Die Kino-Kritiker. «The Homesman»

von

Tommy Lee Jones und Hilary Swank begeistern in einem betrüblichen, anspruchsvollen Western-Drama.

Hinter den Kulissen

  • Regie: Tommy Lee Jones
  • Produktion: Tommy Lee Jones, Luc Besson, Peter M. Brant, Brian Kennedy
  • Drehbuch: Tommy Lee Jones, Kieran Fitzgerald, Wesley Oliver; basierend auf dem gleichnamigen Werk von Glendon Swarthout
  • Musik: Marco Beltrami
  • Kamera: Rodrigo Prieto
  • Schnitt: Roberto Silvi
Schauspieler, die sich ein zweites Karrierestandbein als Regisseur aufbauen, sind keine wirkliche Besonderheit mehr. Wie sich Schauspielikone Tommy Lee Jones auf dem Regiestuhl schlägt, ist dennoch bemerkenswert. Seine erste Leinwandinszenierung gelang erst im Jahr 2005 in die Kinos, als der Oscar-Preisträger längst das 50. Lebensjahr überschritten hat. Der Neo-Western «Three Burials – Die drei Begräbnisse des Melquiades Estrada» räumte dann auch auf Anhieb zwei Auszeichnungen auf den Filmfestspielen von Cannes ab und erhielt eine Ehrung als bester Film bei den unter Genrekennern respektieren Western Heritage Awards.

Im Gegensatz zu vielen seiner schauspielernden und inszenierenden Kollegen ließ es Tommy Lee Jones nach seinem cineastischen Erstlingswert ruhig angehen. Seit dem in der Gegenwart angesiedelten Genre-Geheimtipp drehte er bloß einen einzigen weiteren Kinofilm. Auch dieses Mal lässt sich das Werk der weiten Welt des Westerns zuordnen. Nachdem «Three Burials» aber die Tropoi starker Wildwestgeschichten ins Heute übertragen hat, spielt «The Homesman» um einiges näher an der Zeit typischer Genrevertreter. Mit dem Handlungszeitpunkt 1854 ist dieses Drama dennoch nicht zur Gänze ein reinrassiger Cowboystreifen. Und eben dieser „Hat etwas von einem Western, aber andererseits auch nicht“-Ansatz ist auch auf der Storyebene sowie stilistisch bemerkbar.

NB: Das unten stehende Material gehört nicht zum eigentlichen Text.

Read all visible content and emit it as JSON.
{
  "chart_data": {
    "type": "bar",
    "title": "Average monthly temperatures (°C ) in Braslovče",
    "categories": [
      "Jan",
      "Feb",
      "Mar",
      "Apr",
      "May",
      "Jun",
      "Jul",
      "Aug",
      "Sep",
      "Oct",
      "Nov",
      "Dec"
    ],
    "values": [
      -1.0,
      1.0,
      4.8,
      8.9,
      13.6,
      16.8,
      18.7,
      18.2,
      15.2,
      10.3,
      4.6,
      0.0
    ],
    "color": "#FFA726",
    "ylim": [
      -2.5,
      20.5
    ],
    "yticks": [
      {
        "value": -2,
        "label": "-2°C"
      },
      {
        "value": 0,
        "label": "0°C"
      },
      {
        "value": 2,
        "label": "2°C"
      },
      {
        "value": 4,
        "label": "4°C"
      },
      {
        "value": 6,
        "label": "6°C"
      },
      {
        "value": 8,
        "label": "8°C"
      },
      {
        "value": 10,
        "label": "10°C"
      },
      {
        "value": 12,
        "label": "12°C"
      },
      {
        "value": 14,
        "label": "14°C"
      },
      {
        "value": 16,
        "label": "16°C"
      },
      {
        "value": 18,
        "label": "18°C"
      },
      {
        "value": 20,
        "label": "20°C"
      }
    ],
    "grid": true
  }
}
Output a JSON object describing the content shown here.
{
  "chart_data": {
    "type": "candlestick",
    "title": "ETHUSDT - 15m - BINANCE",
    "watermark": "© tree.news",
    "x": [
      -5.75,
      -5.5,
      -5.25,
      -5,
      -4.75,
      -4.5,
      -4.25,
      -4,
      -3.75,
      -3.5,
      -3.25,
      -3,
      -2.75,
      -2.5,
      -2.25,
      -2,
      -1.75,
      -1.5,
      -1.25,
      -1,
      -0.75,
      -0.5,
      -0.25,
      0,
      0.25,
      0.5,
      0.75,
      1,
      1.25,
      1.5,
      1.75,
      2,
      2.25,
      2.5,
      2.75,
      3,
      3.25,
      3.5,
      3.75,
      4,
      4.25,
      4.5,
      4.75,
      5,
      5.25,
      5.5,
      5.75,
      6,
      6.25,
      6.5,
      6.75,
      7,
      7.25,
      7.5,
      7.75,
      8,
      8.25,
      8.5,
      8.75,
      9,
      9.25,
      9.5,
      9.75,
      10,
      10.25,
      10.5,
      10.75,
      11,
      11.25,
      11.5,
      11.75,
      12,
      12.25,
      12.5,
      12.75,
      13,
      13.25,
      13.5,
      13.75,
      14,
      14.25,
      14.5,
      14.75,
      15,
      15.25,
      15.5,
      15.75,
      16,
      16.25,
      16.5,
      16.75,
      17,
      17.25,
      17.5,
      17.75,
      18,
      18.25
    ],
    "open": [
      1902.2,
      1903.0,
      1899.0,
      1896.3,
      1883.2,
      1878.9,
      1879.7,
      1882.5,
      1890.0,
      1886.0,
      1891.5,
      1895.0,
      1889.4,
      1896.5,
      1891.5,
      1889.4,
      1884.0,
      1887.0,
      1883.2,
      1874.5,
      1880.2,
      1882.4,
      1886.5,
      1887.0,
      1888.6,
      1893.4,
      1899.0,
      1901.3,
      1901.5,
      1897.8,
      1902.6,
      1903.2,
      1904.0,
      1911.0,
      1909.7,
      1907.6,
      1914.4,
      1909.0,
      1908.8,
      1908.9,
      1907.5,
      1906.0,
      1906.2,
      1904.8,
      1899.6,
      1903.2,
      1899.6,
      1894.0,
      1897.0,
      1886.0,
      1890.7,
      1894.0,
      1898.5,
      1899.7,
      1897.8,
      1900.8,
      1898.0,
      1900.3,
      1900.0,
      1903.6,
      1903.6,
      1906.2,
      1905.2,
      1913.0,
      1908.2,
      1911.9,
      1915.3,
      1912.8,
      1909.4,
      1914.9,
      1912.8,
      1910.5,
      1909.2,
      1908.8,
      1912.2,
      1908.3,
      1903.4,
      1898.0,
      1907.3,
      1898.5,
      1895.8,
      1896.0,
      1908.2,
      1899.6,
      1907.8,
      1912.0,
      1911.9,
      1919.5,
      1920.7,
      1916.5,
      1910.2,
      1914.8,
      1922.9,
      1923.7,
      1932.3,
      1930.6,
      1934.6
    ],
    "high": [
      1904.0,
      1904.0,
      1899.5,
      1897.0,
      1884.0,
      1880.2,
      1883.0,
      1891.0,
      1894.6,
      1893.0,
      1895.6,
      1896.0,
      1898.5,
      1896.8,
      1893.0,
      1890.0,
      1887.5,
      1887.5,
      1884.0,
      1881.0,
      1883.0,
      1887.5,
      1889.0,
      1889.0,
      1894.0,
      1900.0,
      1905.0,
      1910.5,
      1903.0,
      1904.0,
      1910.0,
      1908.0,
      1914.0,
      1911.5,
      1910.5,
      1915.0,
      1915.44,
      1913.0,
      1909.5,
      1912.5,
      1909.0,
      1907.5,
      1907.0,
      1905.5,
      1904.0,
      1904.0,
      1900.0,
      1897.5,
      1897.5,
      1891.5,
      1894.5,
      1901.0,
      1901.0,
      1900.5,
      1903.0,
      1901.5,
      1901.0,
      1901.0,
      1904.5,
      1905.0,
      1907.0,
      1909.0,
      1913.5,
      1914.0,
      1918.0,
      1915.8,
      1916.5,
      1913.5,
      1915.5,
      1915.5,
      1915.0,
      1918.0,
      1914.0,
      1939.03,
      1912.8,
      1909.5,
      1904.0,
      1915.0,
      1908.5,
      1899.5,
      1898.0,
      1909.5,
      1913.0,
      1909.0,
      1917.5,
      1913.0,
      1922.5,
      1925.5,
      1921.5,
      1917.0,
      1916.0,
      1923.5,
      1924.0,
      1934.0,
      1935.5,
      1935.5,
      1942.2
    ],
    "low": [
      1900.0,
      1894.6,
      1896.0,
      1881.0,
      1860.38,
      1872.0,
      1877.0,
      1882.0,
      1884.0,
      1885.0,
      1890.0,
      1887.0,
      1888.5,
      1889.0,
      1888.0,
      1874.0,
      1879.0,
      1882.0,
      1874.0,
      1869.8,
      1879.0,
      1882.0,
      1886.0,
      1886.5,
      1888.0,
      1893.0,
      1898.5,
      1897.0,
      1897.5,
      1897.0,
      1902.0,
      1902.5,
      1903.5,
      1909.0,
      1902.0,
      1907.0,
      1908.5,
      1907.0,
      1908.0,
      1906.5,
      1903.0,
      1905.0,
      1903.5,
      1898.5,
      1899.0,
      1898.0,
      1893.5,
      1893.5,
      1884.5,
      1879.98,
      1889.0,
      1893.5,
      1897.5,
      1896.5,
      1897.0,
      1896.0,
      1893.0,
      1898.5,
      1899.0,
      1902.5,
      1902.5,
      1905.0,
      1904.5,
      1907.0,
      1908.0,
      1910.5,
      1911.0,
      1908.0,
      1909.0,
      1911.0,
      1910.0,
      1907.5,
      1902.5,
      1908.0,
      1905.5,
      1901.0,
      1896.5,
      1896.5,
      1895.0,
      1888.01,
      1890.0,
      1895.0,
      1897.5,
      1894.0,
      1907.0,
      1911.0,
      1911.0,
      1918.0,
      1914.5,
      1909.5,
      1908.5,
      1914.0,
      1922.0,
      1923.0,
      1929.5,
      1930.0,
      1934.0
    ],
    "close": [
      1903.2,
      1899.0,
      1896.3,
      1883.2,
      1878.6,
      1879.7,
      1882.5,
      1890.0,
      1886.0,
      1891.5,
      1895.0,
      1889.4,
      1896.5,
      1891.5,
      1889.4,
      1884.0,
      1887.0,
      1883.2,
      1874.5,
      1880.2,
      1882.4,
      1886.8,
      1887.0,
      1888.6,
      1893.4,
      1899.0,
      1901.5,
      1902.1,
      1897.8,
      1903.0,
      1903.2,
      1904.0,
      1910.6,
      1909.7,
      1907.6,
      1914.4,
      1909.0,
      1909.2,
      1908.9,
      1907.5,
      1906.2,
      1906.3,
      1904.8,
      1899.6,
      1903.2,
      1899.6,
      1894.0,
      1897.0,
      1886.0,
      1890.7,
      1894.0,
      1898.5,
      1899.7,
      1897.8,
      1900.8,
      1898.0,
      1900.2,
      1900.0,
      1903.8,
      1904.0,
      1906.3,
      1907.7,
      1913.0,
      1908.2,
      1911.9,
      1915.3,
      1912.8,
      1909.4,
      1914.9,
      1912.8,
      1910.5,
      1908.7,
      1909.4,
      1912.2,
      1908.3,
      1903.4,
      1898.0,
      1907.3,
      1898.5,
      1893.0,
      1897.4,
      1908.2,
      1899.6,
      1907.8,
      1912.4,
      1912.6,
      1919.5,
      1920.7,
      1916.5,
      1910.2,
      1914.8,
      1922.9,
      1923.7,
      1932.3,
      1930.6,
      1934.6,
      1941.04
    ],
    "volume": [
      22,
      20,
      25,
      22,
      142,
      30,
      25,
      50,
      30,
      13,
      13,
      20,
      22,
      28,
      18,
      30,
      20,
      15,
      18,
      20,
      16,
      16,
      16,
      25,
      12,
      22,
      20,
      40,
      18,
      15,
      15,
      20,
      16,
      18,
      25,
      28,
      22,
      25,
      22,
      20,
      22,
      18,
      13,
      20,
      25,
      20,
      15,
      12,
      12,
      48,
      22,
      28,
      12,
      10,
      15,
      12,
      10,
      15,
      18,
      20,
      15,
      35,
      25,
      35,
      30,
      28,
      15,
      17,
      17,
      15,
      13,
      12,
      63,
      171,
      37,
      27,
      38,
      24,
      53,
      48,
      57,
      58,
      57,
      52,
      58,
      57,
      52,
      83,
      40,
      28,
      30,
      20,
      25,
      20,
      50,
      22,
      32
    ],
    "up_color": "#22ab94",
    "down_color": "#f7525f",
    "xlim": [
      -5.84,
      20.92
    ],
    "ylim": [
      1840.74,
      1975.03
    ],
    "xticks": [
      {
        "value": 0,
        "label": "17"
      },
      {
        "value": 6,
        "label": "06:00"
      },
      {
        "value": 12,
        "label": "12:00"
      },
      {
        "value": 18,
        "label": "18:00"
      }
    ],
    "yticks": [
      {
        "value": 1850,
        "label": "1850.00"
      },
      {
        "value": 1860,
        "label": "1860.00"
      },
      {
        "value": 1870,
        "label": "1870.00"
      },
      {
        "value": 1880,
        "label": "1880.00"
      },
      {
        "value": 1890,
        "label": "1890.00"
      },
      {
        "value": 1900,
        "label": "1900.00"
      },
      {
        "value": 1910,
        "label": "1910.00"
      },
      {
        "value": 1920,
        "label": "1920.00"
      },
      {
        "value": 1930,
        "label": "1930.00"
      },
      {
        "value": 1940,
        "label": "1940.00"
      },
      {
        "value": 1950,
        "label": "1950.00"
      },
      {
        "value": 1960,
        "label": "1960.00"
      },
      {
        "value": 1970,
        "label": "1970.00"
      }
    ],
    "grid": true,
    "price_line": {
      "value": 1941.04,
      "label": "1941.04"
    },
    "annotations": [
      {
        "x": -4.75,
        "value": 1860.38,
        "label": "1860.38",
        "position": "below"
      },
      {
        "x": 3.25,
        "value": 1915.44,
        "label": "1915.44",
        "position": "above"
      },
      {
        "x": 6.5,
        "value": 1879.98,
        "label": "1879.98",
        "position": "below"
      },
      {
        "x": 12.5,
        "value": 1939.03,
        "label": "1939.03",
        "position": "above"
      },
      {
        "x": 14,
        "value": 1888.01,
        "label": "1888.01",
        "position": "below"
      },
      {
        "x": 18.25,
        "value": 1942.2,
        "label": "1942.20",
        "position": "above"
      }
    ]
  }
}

Im Mittelpunkt dieses seelenruhig erzählten Dramas steht die alte Jungfer Mary Bee Cuddy (Hilary Swank). Trotz ihrer schlichten Statur ist die Farmerin nicht zu unterschätzen: In ihrer Gemeinde ist sie wohl die robusteste und widerstandsfähigste Person. Dank ihrer strengen Disziplin, ihrem Durchhaltevermögen und ihrem schwer zu erschütternden Gottesglauben gelingt es ihr seit Jahr und Tag, nahezu allein ihr Land zu bestellen. Nur gelegentlich tauscht sie mit benachbarten Farmern Fähigkeiten aus – sie übernimmt Pflichten, die ihr mehr liegen, ihre männlichen Mitbürger Aufgaben, für die sie eher ein Händchen haben. Avancen macht der zu Widerborstigkeit neigenden Dame, die einst in einer städtischeren Region lebte, dabei jedoch niemand. Obwohl Mary weiß, dass sie sich ohne männliche Unterstützung sorglos durchs Leben schlagen kann, hat dies so seine Auswirkungen auf ihr Befinden: Sie fühlt sich in ihrer Heimat ungewollt, selbst wenn sie das nie offen zugeben würde.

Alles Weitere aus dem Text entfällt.